AFTER THE SECOND day of connecting to broadband by using only mobile broadband services, I hear Irish broadcaster Gerry Ryan babbling a statistic about the number of people in Ireland who connect to the internet only through a mobile data service. In his throwaway comment, Gerry made no mention about quality of service or breadth of coverage. So let me point readers to some absolute truths.
1. Mobile Broadband is Not an Traveling Service. Some people think their high-speed packet services will run at 3G when aboard Irish Rail, Aircoach, or in their executive transport Mercedes. That is not what "mobile" broadband means. Although I can see a 3G icon for much of the time I spend commuting between Cashel in Tipperary to Dublin on the Liffey, that little 3G quickly becomes the letter E (for EDGE) for long miles. If I lived in townlands served by EDGE, my 3G SIM would deliver only dial-up speeds.
2. No Political Will for Either Fibre at Kerbs or 3G Masts. You need a national network of fibre serving homes or an overlapping network of 3G masts to provide proper broadband for the masses. In Ireland, the political will does not exists to impose that kind of infrastructral standard on new estates or in broadband blackspots.

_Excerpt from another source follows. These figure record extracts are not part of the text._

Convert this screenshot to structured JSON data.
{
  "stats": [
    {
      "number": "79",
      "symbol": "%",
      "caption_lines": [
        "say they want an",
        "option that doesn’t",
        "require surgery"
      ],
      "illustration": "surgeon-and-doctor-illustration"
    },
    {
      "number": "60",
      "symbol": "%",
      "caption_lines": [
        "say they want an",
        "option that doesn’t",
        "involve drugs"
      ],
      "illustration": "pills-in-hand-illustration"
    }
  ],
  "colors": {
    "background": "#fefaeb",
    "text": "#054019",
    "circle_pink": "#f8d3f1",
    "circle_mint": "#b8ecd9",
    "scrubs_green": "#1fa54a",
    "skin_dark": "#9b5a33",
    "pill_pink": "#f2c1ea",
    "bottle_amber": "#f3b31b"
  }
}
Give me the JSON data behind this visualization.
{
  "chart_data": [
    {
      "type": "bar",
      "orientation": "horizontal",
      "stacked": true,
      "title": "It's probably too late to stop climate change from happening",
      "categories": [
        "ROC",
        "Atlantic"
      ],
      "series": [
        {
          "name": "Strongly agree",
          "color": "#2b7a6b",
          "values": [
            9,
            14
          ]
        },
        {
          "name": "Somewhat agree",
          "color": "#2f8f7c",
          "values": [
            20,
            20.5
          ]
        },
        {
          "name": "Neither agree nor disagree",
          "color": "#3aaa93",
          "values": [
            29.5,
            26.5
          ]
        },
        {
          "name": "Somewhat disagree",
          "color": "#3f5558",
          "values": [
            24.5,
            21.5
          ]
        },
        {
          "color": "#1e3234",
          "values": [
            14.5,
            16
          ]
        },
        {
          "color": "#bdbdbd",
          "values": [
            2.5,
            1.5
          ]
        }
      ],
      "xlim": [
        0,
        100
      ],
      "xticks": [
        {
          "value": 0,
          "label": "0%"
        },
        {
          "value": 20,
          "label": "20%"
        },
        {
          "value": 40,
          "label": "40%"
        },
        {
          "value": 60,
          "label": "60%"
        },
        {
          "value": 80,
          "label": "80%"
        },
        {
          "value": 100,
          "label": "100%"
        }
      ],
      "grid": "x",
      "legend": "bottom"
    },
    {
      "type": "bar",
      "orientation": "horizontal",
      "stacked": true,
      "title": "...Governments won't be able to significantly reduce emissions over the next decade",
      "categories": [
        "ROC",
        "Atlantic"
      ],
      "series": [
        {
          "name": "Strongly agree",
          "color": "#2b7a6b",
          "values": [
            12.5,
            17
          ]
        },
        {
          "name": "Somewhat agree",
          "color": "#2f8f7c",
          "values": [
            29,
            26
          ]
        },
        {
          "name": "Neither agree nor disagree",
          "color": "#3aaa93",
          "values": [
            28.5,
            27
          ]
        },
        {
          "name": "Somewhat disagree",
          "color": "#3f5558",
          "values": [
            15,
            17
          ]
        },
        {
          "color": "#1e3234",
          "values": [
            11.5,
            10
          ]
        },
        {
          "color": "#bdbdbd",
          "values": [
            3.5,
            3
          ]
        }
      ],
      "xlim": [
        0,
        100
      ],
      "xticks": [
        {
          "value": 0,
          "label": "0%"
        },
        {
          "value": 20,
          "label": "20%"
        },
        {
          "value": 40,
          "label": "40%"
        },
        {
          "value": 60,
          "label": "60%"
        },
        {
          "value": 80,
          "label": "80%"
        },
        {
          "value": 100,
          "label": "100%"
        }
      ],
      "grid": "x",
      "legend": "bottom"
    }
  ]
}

3. Maps of Broadband Borrow from the Weatherman. When the weatherman says "scattered clouds" it means approximately 45% of the sky is cloudy. When the Irish Minister of Communications waves his hand over an area of broadband coverage, he means to indicate scattered, not compehensive, broadband services exist under that promising green space. In my experience, no more than 45% of a mapped sector claiming to be covered by mobile broadband is actually served by a 3G signal.
At the end of the day, I really like packet data services. For years, I criss-crossed Ireland while using Nokia Communicators to dial for data. I dropped thousands of connections through the years. In comparison, the mobile broadband connectivity now uploading this blog post is much more intelligent, less power-intensive and kinder to my pocket money. I have cut my data fees by more than €140 a month and I have increased by data usage by more than two gigabytes every month. But by no measure should my experience be equated to a wifi or wired broadband service.
Sent as mail-to-blog using O2-Irleand 3G service on my Nokia E90 while riding on Aircoach through the Province of Munster, Ireland.